Yad Vashem
Barnabas Balint is a doctoral candidate at Magdalen College, University of Oxford. His multi-lingual research (English, French and Hungarian) combines the history of childhood, gender, and identity to explore the lives of Jewish youth during persecution in Hungary. He has written, published, and presented internationally on aspects of the Holocaust across Europe, including for the EHRI, IHRA, and in the Journal of Holocaust Research, and he holds the 2021-2022 Breslauer, Rutman, and Anderson Research Fellowship at the University of Southern California Dornsife Center for Advanced Genocide Research. Outside of the academy, he is joint postgraduate representative for the British Association for Holocaust Studies, has worked for the Holocaust Memorial Day Trust, and has led ceremonies, organised conferences, conducted training sessions, and spoken to UK national leaders including the Chief Rabbi, Metropolitan Police Commissioner, and Prime Minister.

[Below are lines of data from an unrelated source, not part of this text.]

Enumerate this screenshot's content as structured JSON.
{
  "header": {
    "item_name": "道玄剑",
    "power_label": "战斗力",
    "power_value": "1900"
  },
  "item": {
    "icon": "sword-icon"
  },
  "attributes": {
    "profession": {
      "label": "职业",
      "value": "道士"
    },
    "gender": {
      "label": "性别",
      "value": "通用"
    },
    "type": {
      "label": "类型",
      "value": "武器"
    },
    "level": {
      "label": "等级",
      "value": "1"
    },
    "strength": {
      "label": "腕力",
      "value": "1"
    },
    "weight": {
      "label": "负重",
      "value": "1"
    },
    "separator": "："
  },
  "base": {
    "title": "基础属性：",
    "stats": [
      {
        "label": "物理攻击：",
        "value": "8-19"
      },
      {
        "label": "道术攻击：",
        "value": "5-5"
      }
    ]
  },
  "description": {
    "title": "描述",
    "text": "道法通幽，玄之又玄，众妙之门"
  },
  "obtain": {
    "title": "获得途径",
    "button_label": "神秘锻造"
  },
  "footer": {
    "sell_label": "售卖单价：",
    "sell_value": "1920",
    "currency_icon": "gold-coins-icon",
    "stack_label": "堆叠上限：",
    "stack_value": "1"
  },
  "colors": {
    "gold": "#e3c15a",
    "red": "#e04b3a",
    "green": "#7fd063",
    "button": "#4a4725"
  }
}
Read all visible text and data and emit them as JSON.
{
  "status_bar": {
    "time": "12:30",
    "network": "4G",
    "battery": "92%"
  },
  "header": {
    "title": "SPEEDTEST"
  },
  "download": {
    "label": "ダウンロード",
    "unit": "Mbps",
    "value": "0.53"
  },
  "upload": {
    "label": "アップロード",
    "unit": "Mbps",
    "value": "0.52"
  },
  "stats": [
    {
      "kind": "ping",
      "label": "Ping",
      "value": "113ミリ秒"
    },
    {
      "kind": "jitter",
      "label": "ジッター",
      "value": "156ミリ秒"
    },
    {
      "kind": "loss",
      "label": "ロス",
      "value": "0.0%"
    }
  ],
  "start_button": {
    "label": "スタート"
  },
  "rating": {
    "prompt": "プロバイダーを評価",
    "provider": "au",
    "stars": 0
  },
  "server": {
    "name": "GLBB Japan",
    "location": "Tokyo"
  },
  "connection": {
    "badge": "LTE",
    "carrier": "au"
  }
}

His research as an EHRI Fellow at Yad Vashem will explore how age functioned as an intersectional category for young people during the Holocaust. He will draw on undigitized documentation from the Kibbutz Ha’artzi Archives, especially their collection on the Hashomer Hatzair Movement in Hungary and Slovakia, to explore the impact that persecution and war had on youth groups, their activities, and the meanings they ascribed to them. He will also analyse the card index of Munkaszolgálat (forced labour) casualties from the Hall of Names database to understand the position of young people in the forced labour battalions.
Yad Vashem also holds a significant collection on Otto Komoly, the leader of the Hungarian Zionist Association, outlining his connection to the youth movements and young people in Budapest. Particularly intriguing are entries in this diary, pertaining to Komoly’s daily meetings with Jewish groups and Hungarian government figures. Finally, he will place the changes to young people’s lives within the broader social, political and economic contexts through the Hungarian Jewish Communities collection. By combining these different types of sources, he seeks to bring together perspectives from different actors to provide a holistic picture of young Jewish responses to persecution in Hungary.